Deuxième partie
Approches et marchés
Chapitre 4
Les apports de l’analyse ESG
Jean-Philippe Desmartin, Edmond de Rothschild AM
Introduction
L’investisseur final, particulier ou institutionnel, gère rarement directement son épargne et la délègue généralement à un spécialiste, l’asset manager ou société de gestion en français. L’asset manager a pour objet social principal la gestion d’actifs financiers (actions, obligations…). Soumis à de nombreuses obligations, dont le principe de responsabilité fiduciaire qui recouvre plusieurs dimensions, l’asset manager doit d’abord s’assurer de la prise en compte des intérêts de son client en optimisant la courbe rendement/risque de ses actifs, en sauvegardant et en augmentant la valeur financière des actifs qui lui ont été confiés. Pour un mandat fermé comme pour un fonds ouvert, cette feuille de route est formalisée dans la politique d’investissement qui comprend trois éléments essentiels ; l’objectif de gestion, le style de gestion adopté et le processus d’investissement qui décrit les différentes étapes permettant de répondre aux objectifs financiers comme de durabilité.

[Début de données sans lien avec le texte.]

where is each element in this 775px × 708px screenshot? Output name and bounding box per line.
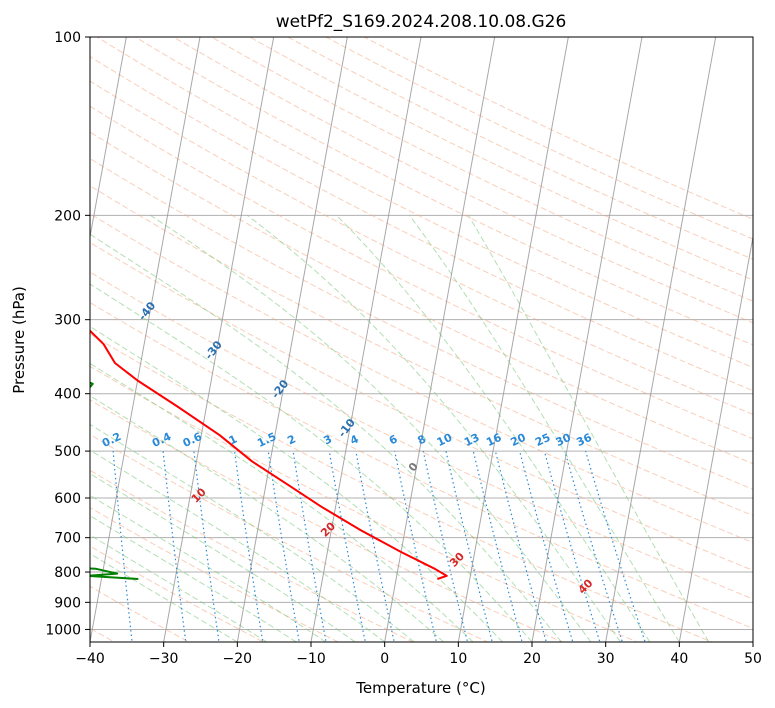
mixing-ratio-label: 25 (533, 431, 552, 449)
moist-adiabat-line (409, 215, 680, 642)
y-tick-label: 900 (54, 595, 81, 611)
moist-adiabat-line (90, 283, 533, 642)
y-axis-title: Pressure (hPa) (10, 286, 28, 394)
pressure-gridlines (90, 37, 753, 630)
dry-adiabat-line (90, 469, 415, 642)
x-axis-ticks: −40 −30 −20 −10 0 10 20 30 40 50 (75, 642, 762, 667)
moist-adiabat-line (90, 553, 238, 642)
dry-adiabat-line (286, 37, 753, 260)
x-tick-label: 10 (449, 651, 467, 667)
isotherm-line (457, 37, 569, 642)
mixing-ratio-line (519, 450, 574, 642)
x-tick-label: 20 (523, 651, 541, 667)
isotherm-line (310, 37, 422, 642)
x-tick-label: 30 (597, 651, 615, 667)
mixing-ratio-line (472, 450, 523, 642)
dry-adiabat-line (90, 271, 753, 600)
y-tick-label: 1000 (45, 622, 81, 638)
mixing-ratio-label: 36 (574, 431, 594, 449)
y-tick-label: 300 (54, 313, 81, 329)
y-tick-label: 600 (54, 491, 81, 507)
x-tick-label: 0 (380, 651, 389, 667)
dry-adiabat-line (90, 433, 489, 642)
x-axis-title: Temperature (°C) (355, 679, 485, 697)
mixing-ratio-line (394, 450, 438, 642)
y-tick-label: 700 (54, 531, 81, 547)
mixing-ratio-label: 13 (462, 431, 481, 449)
dry-adiabat-line (90, 131, 753, 465)
dry-adiabat-line (90, 506, 340, 642)
dry-adiabat-line (363, 37, 753, 220)
isotherms (0, 10, 753, 654)
chart-title: wetPf2_S169.2024.208.10.08.G26 (276, 12, 567, 32)
isotherm-line (678, 234, 753, 642)
isotherm-line (605, 37, 717, 642)
moist-adiabat-line (247, 214, 621, 642)
y-tick-label: 500 (54, 444, 81, 460)
mixing-ratio-label: 10 (435, 431, 455, 449)
y-axis-ticks: 100 200 300 400 500 600 700 800 900 1000 (45, 30, 90, 638)
moist-adiabat-line (468, 215, 710, 642)
temperature-profile-line (90, 37, 448, 580)
mixing-ratio-line (422, 450, 469, 642)
dry-adiabat-line (90, 241, 753, 571)
mixing-ratio-lines (112, 450, 646, 642)
x-tick-label: −10 (296, 651, 326, 667)
plot-area: 0.10.20.40.611.52346810131620253036-100-… (0, 10, 753, 654)
mixing-ratio-line (543, 450, 601, 642)
isotherm-line (0, 10, 58, 654)
isotherm-line (163, 37, 275, 642)
dry-adiabat-line (134, 37, 753, 346)
dry-adiabat-line (90, 399, 564, 642)
isotherm-line (90, 37, 127, 240)
x-tick-label: 40 (670, 651, 688, 667)
x-tick-label: 50 (744, 651, 762, 667)
dry-adiabat-line (210, 37, 753, 302)
mixing-ratio-label: 20 (509, 431, 529, 449)
dry-adiabat-line (90, 105, 753, 440)
mixing-ratio-line (267, 451, 300, 642)
x-tick-label: −20 (223, 651, 253, 667)
mixing-ratio-line (355, 450, 395, 642)
mixing-ratio-line (445, 450, 493, 642)
dry-adiabat-line (90, 213, 753, 544)
moist-adiabat-line (90, 395, 444, 642)
y-tick-label: 800 (54, 565, 81, 581)
dry-adiabat-line (90, 55, 753, 392)
moist-adiabat-line (150, 214, 592, 642)
moist-adiabats (90, 214, 710, 642)
isotherm-line (90, 37, 201, 642)
isotherm-line (752, 639, 753, 642)
isotherm-label: -50 (69, 260, 92, 284)
dry-adiabat-line (90, 365, 639, 642)
moist-adiabat-line (90, 325, 503, 642)
mixing-ratio-line (328, 450, 366, 642)
profile-series (90, 37, 448, 581)
moist-adiabat-line (90, 473, 356, 642)
isotherm-line (531, 37, 643, 642)
isotherm-label: -60 (3, 221, 26, 245)
y-tick-label: 100 (54, 30, 81, 46)
moist-adiabat-line (90, 494, 327, 642)
moist-adiabat-line (90, 362, 474, 642)
isotherm-line (384, 37, 496, 642)
mixing-ratio-label: 16 (484, 431, 504, 449)
plot-frame (89, 36, 754, 643)
y-tick-label: 400 (54, 387, 81, 403)
dry-adiabat-line (90, 301, 753, 630)
moist-adiabat-line (90, 233, 562, 642)
mixing-ratio-label: 30 (554, 431, 574, 449)
x-tick-label: −30 (149, 651, 179, 667)
dry-adiabats (90, 37, 753, 642)
dry-adiabat-line (90, 185, 753, 517)
moist-adiabat-line (90, 449, 385, 642)
y-tick-label: 200 (54, 208, 81, 224)
mixing-ratio-line (564, 450, 623, 642)
x-tick-label: −40 (75, 651, 105, 667)
mixing-ratio-line (292, 451, 327, 642)
isotherm-line (236, 37, 348, 642)
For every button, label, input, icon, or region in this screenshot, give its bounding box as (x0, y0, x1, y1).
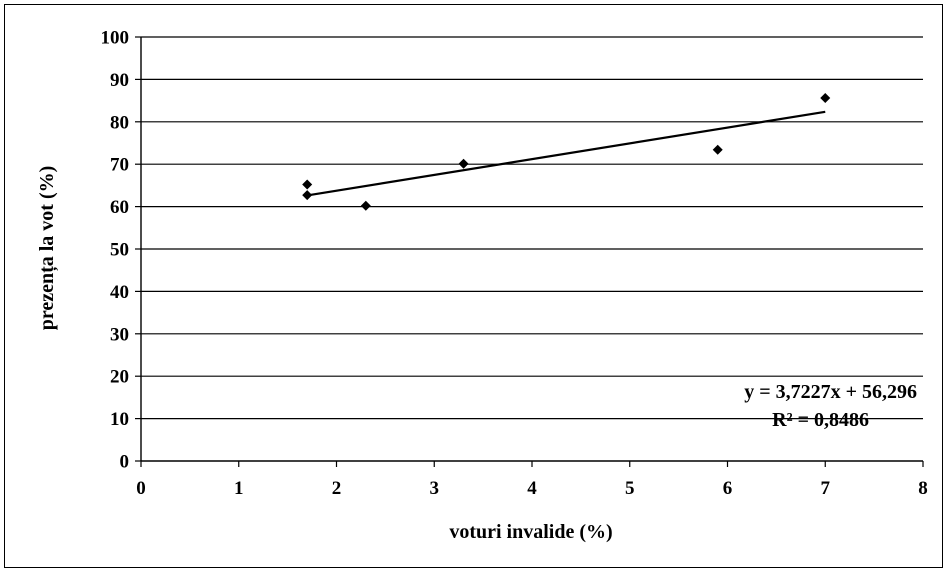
y-tick-label-10: 10 (110, 409, 129, 430)
y-axis-title: prezența la vot (%) (36, 166, 59, 331)
x-tick-label-3: 3 (430, 478, 440, 499)
axes (135, 36, 924, 467)
trendline-r-squared: R² = 0,8486 (772, 409, 869, 431)
x-axis-title: voturi invalide (%) (449, 521, 612, 543)
y-tick-label-40: 40 (110, 282, 129, 303)
y-tick-label-30: 30 (110, 324, 129, 345)
y-tick-labels: 0 10 20 30 40 50 60 70 80 90 100 (101, 28, 130, 473)
x-tick-label-1: 1 (234, 478, 244, 499)
y-tick-label-50: 50 (110, 240, 129, 261)
y-tick-label-20: 20 (110, 367, 129, 388)
trendline-group (306, 110, 826, 197)
y-tick-label-80: 80 (110, 112, 129, 133)
data-point-1 (302, 179, 313, 190)
grid-lines (141, 36, 923, 420)
trendline (306, 110, 826, 197)
x-tick-label-7: 7 (821, 478, 831, 499)
x-tick-labels: 0 1 2 3 4 5 6 7 8 (136, 478, 928, 499)
trendline-equation: y = 3,7227x + 56,296 (744, 381, 917, 403)
y-tick-label-60: 60 (110, 197, 129, 218)
chart-frame (4, 4, 943, 568)
x-tick-label-5: 5 (625, 478, 635, 499)
x-tick-label-0: 0 (136, 478, 146, 499)
y-tick-label-100: 100 (101, 28, 130, 49)
y-tick-label-0: 0 (120, 452, 130, 473)
y-tick-label-70: 70 (110, 155, 129, 176)
data-point-5 (712, 144, 723, 155)
x-tick-label-6: 6 (723, 478, 733, 499)
data-point-2 (302, 190, 313, 201)
data-point-3 (360, 200, 371, 211)
x-tick-label-8: 8 (918, 478, 928, 499)
x-tick-label-2: 2 (332, 478, 342, 499)
y-tick-label-90: 90 (110, 70, 129, 91)
data-point-6 (820, 93, 831, 104)
x-tick-label-4: 4 (527, 478, 537, 499)
data-point-4 (458, 158, 469, 169)
data-points (302, 93, 831, 211)
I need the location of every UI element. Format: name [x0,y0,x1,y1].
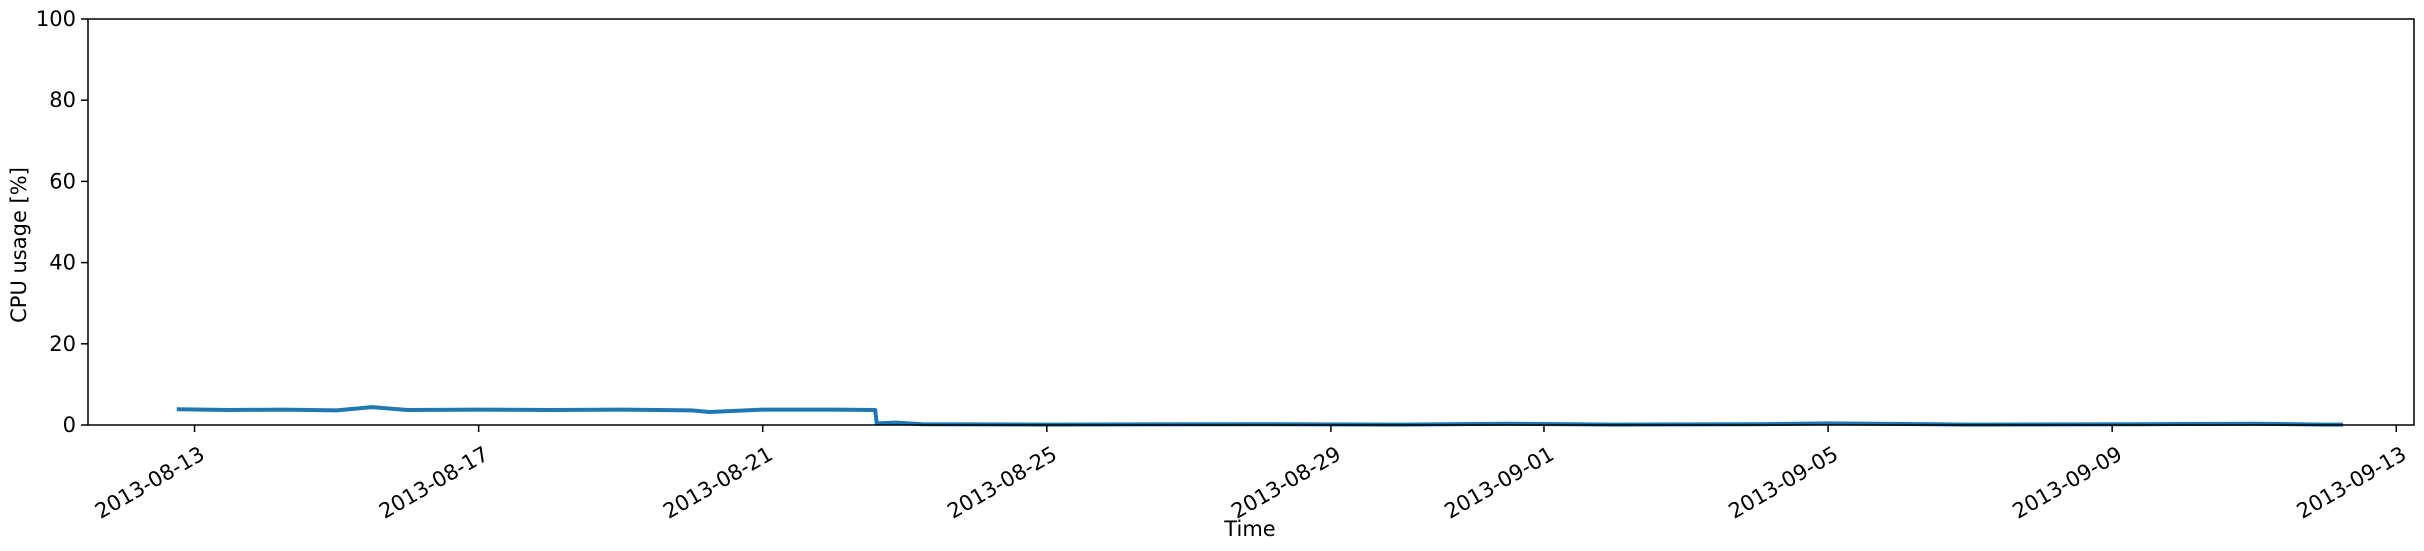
y-tick-label: 0 [63,413,76,437]
series-line-0 [176,405,2343,427]
x-tick-label: 2013-09-05 [1724,442,1842,524]
y-tick-label: 20 [49,332,76,356]
y-tick-label: 60 [49,169,76,193]
series-layer [176,405,2343,427]
x-tick-label: 2013-08-13 [91,442,209,524]
x-tick-label: 2013-08-17 [375,442,493,524]
y-axis: 0 20 40 60 80 100 [36,7,88,437]
x-axis-label: Time [1223,517,1275,541]
x-axis: 2013-08-13 2013-08-17 2013-08-21 2013-08-25… [91,425,2410,524]
x-tick-label: 2013-09-01 [1440,442,1558,524]
x-tick-label: 2013-08-29 [1227,442,1345,524]
y-axis-label: CPU usage [%] [7,167,31,323]
y-tick-label: 100 [36,7,76,31]
x-tick-label: 2013-08-25 [943,442,1061,524]
x-tick-label: 2013-09-13 [2293,442,2411,524]
y-tick-label: 40 [49,251,76,275]
y-tick-label: 80 [49,88,76,112]
plot-frame [87,18,2415,426]
x-tick-label: 2013-09-09 [2009,442,2127,524]
x-tick-label: 2013-08-21 [659,442,777,524]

Les investisseurs institutionnels finaux gérant tout ou partie de leurs actifs en direct sont aussi concernés par l’intégration de l’analyse ESG (Environnement, Social, Gouvernance). Le terme « investisseur » s’applique donc aussi bien à un asset manager qu’à un investisseur institutionnel pour la gestion des actifs qu’il ne délègue pas.
Si l’on exclut les fonds éthiques (cf. chapitre 1), l’investisseur n’intégrait systématiquement et de façon structurée, jusqu’il y a une trentaine d’années, que des considérations économiques et financières dans les différentes étapes de sa politique d’investissement. Le développement de l’investissement responsable depuis plusieurs décennies conduit à identifier les étapes de l’intégration de critères de durabilité dans une politique d’investissement ; objectifs et contraintes ESG, choix du référentiel, méthodologie, outils de mesure et d’analyse disponibles. Pour l’investisseur, l’analyse ESG apporte une double opportunité ; optimiser sur le long terme le couple rendement/risque et améliorer l’impact social et environnemental de ses investissements. C’est le principe de la double matérialité, financière et de durabilité. Fonds éthique, fonds de développement durable, fonds socialement responsable, analyse extra-financière… De multiples terminologies ont fleuri, fleurissent et fleuriront. Nous nous limiterons principalement dans le présent chapitre à la terminologie « analyse ESG ».
1. Approches et méthodologies existantes
L’analyse ESG est une activité encore émergente, qui bien qu’elle ait désormais perdu sa dimension pionnière, se caractérise encore par une grande diversité. Beaucoup reste à découvrir sur les méthodologies, les critères ou encore l’accès aux informations. L’investisseur doit ainsi combiner de nombreuses approches, comme dans un système de poupées russes ou « matriochkas » placées les unes à l’intérieur des autres.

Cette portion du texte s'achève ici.